Задержавшись на приятной возвышенности, которую являет собой верхняя часть ягодиц, я заметил стража, наблюдающего за нами из тисовой купы. Он сосредоточенно и одобрительно покачивал головой в такт нашим движениям.

Видимо, потом мы уснули. Разбудила нас прохладная струя воды. Открыв глаза, я увидел, как наш ангел-хранитель удаляется с кувшином в руках.

Элизабет вновь обрела свое бесстрашие и насмешливо, чуть нетерпеливо поводя бедрами, наблюдала за мной.

– Возвращаемся? Или у тебя в запасе есть что-нибудь еще?

Несмотря на ощущение, что при каждом шаге мне приходится сдвигать горы, я все же рассчитывал – возможно, это было слишком самонадеянно с моей стороны, – что смогу преодолеть еще один, завершающий этап.

– Чего же мы ждем?

Оказавшись в беседке, она захлопала в ладоши. Ее воодушевление еще возросло, стоило ей узнать, что здесь любил обедать Карл V.

– Это был первый человек, который рассматривал планету как единое целое. Тебе не кажется, что ты слишком завышаешь планку для нашего будущего ребенка?

Кого следовало благодарить – Всевышнего, императора или провоцирующее покачивание бедрами моей возлюбленной, – право, не знаю.
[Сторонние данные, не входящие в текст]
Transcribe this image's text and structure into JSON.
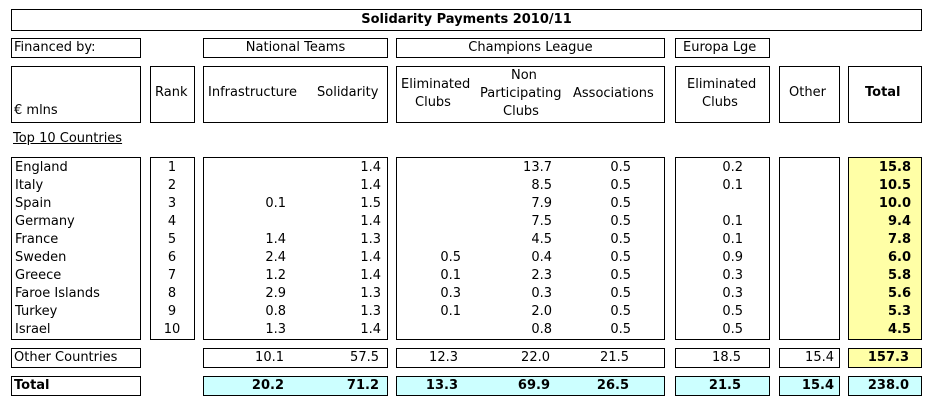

Только, переступив исторический порог, Габриель вновь обрел прежнюю силу и уестествил ее наилучшим образом в позе номер пятнадцать – на весу.

Ангел-хранитель поджидал их у двери.

– Думаешь, он видел?

– Нет, – отвечал Габриель, а сам уже потихоньку докладывал будущему потомку: «Понимаешь, ложь, если и не способна стать становым хребтом отдельно взятого существования, позволяет избежать раздоров».

Когда они вернулись в отель, за окнами занимался день. Вытянувшись на постели с одинаковыми обессиленными улыбками, они собирались уже заснуть, как Габриель почувствовал: по нему пробежались ее пробуждающе-игривые пальчики.

– А не попробовать ли еще разок? На сей раз для самих себя?

– Смилуйся, я всего лишь человек. Ну и работенка!

– Вот именно. Давай позволим себе каникулы… Безумная ночь зачатия подходила к концу, когда раздался звонок.

– Вы просили разбудить вас… Такси в аэропорт будет ждать вас через полчаса.